James Lovelock and Lynn Margulis looked at this and asked a heretical question in 1974: what if the biosphere is not just living on the planet but regulating it [10]? The Gaia hypothesis argues that life maintains the atmosphere, temperature, and ocean chemistry through negative-feedback loops — and points to the simultaneous presence of oxygen and methane, a combination wildly out of chemical equilibrium, as evidence that something is actively holding the system there [10]. You do not have to accept strong Gaia to see the shape of the claim: life is not a passenger on Earth. After 3.5 billion years, it is a geological force.

Margulis later reformulated Gaia in the language of autopoiesis — systems that produce and maintain their own components and their own boundary [10]. A cell is the minimal autopoietic unit; the biosphere, in her reading, is a scaled-up one, a self-producing, self-bounded entity whose "membrane" is the atmosphere and whose metabolism is the sum of biogeochemical cycles.

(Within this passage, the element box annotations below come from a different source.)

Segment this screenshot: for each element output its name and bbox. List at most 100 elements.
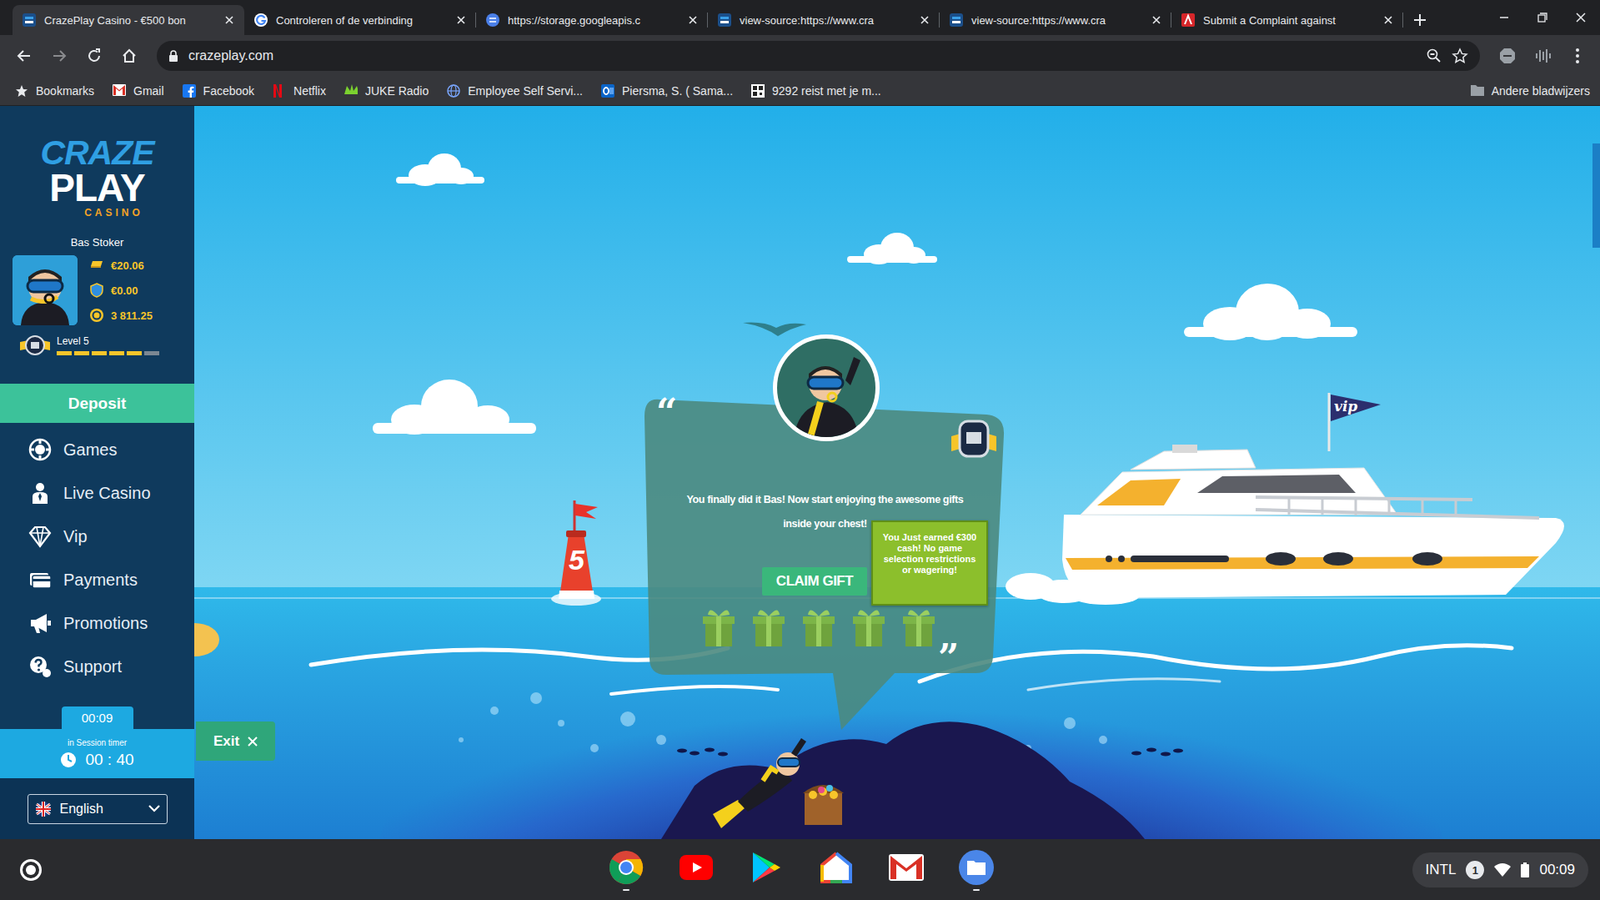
gift-box-icon[interactable] xyxy=(802,607,835,647)
casino-logo[interactable]: CRAZE PLAY CASINO xyxy=(0,105,195,218)
bookmark-label: Bookmarks xyxy=(35,84,95,98)
sidebar-item[interactable]: Promotions xyxy=(0,601,195,645)
close-tab-icon[interactable] xyxy=(687,15,698,26)
browser-tab[interactable]: Submit a Complaint against xyxy=(1171,5,1404,36)
yacht-flag-label: vip xyxy=(1334,397,1358,415)
other-bookmarks[interactable]: Andere bladwijzers xyxy=(1470,84,1590,98)
back-button[interactable] xyxy=(10,41,39,71)
close-quote: ” xyxy=(937,639,959,677)
bookmark[interactable]: 9292 reist met je m... xyxy=(751,84,882,98)
battery-icon xyxy=(1520,862,1530,878)
close-tab-icon[interactable] xyxy=(1383,15,1394,26)
claim-gift-button[interactable]: CLAIM GIFT xyxy=(762,566,868,596)
bookmark-star-icon[interactable] xyxy=(1451,47,1469,65)
shelf-app[interactable] xyxy=(954,848,999,891)
system-tray[interactable]: INTL 1 00:09 xyxy=(1412,852,1589,888)
buoy: 5 xyxy=(546,500,607,607)
bookmark[interactable]: Bookmarks xyxy=(15,84,95,98)
forward-button[interactable] xyxy=(45,41,74,71)
close-tab-icon[interactable] xyxy=(919,15,930,26)
browser-tab[interactable]: Controleren of de verbinding xyxy=(244,5,477,36)
running-indicator xyxy=(973,888,980,891)
gmail-icon xyxy=(885,848,928,886)
minimize-button[interactable] xyxy=(1484,0,1524,36)
gift-box-icon[interactable] xyxy=(752,607,785,647)
diver-icon xyxy=(704,734,848,833)
shelf-app[interactable] xyxy=(884,848,928,891)
files-icon xyxy=(955,848,998,886)
bookmark[interactable]: Employee Self Servi... xyxy=(446,84,583,98)
scrollbar[interactable] xyxy=(1591,105,1600,839)
shelf-app[interactable] xyxy=(814,848,858,891)
message-line: You finally did it Bas! Now start enjoyi… xyxy=(687,491,964,507)
audio-extension[interactable] xyxy=(1528,41,1557,71)
close-window-button[interactable] xyxy=(1561,0,1600,36)
bookmark[interactable]: Netflix xyxy=(272,84,327,98)
tab-title: view-source:https://www.cra xyxy=(739,14,912,27)
diver-portrait-icon xyxy=(772,334,880,442)
bookmark[interactable]: Facebook xyxy=(182,84,255,98)
close-tab-icon[interactable] xyxy=(224,15,235,26)
close-tab-icon[interactable] xyxy=(1151,15,1162,26)
shelf-app[interactable] xyxy=(604,848,648,891)
promotions-icon xyxy=(28,611,52,635)
sidebar-item[interactable]: Live Casino xyxy=(0,471,195,515)
sidebar-menu: Games Live CasinoVip Payments Promotions Sup… xyxy=(0,422,195,688)
sidebar-item[interactable]: Payments xyxy=(0,557,195,602)
tab-title: view-source:https://www.cra xyxy=(971,14,1144,27)
site-favicon-icon xyxy=(717,13,732,27)
sidebar-item-label: Payments xyxy=(63,570,138,590)
address-bar[interactable]: crazeplay.com xyxy=(156,40,1480,71)
logo-line: CRAZE xyxy=(40,135,154,171)
sidebar-item[interactable]: Games xyxy=(0,427,195,472)
browser-tab[interactable]: view-source:https://www.cra xyxy=(707,5,940,36)
session-label: in Session timer xyxy=(67,737,127,748)
diver-avatar-icon[interactable] xyxy=(12,255,78,326)
ov-icon xyxy=(751,84,765,98)
bookmark[interactable]: JUKE Radio xyxy=(344,84,429,98)
bookmark-label: Piersma, S. ( Sama... xyxy=(621,84,733,98)
gift-box-icon[interactable] xyxy=(902,607,935,647)
notification-badge: 1 xyxy=(1465,860,1485,879)
gift-box-icon[interactable] xyxy=(702,607,735,647)
close-tab-icon[interactable] xyxy=(456,15,467,26)
plus-icon xyxy=(1413,13,1427,27)
running-indicator xyxy=(692,888,700,891)
gift-box-icon[interactable] xyxy=(852,607,885,647)
browser-tab[interactable]: https://storage.googleapis.c xyxy=(476,5,708,36)
site-favicon-icon xyxy=(949,13,964,27)
tab-list: CrazePlay Casino - €500 bon Controleren o… xyxy=(12,5,1404,36)
sidebar-item-label: Support xyxy=(63,657,122,677)
new-tab-button[interactable] xyxy=(1403,5,1437,36)
session-time: 00 : 40 xyxy=(85,750,134,769)
sidebar-item[interactable]: Vip xyxy=(0,514,195,558)
language-select[interactable]: English xyxy=(27,793,168,824)
restore-button[interactable] xyxy=(1523,0,1562,36)
shelf-app[interactable] xyxy=(674,848,718,891)
tab-title: CrazePlay Casino - €500 bon xyxy=(44,14,216,27)
sidebar-item-label: Games xyxy=(63,440,117,460)
browser-tab[interactable]: CrazePlay Casino - €500 bon xyxy=(12,5,245,36)
deposit-button[interactable]: Deposit xyxy=(0,383,195,423)
shelf-app[interactable] xyxy=(744,848,788,891)
sidebar-item[interactable]: Support xyxy=(0,644,195,688)
exit-button[interactable]: Exit xyxy=(195,721,276,761)
vip-icon xyxy=(28,524,52,548)
gmail-icon xyxy=(112,84,126,98)
zoom-out-icon[interactable] xyxy=(1426,48,1442,64)
reload-button[interactable] xyxy=(80,41,109,71)
tab-strip: CrazePlay Casino - €500 bon Controleren o… xyxy=(0,0,1600,36)
menu-button[interactable] xyxy=(1563,41,1592,71)
browser-tab[interactable]: view-source:https://www.cra xyxy=(939,5,1172,36)
clock-icon xyxy=(60,751,77,768)
bookmark[interactable]: Gmail xyxy=(112,84,165,98)
bookmark[interactable]: Piersma, S. ( Sama... xyxy=(601,84,733,98)
vip-yacht[interactable]: vip xyxy=(1005,392,1573,606)
launcher-button[interactable] xyxy=(20,858,42,881)
bonus-value: €0.00 xyxy=(110,284,139,297)
adblock-extension[interactable] xyxy=(1493,41,1522,71)
bookmark-label: JUKE Radio xyxy=(365,84,429,98)
game-scene: 5 vip xyxy=(194,105,1600,839)
home-button[interactable] xyxy=(115,41,144,71)
scrollbar-thumb[interactable] xyxy=(1592,143,1600,248)
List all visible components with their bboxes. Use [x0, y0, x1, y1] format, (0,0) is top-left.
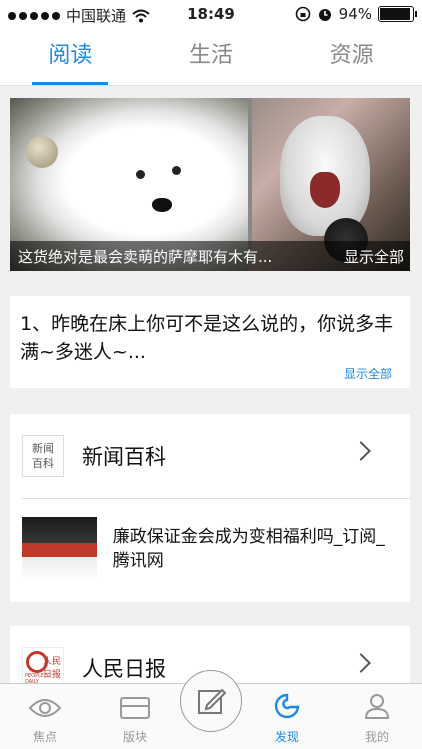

Run this back through von Neumann and the picture sharpens [2]. No single genome on Earth carries the description of the whole biosphere — there is no planetary tape. But the set of coexisting genomes, taken together, functions as a distributed description that the ecosystem interprets (by building organisms) and copies (by reproducing them) across generations [9]. Gaia, on this reading, is not mystical at all; it is what a planet-scale von Neumann machine looks like from the inside, three billion years into its run.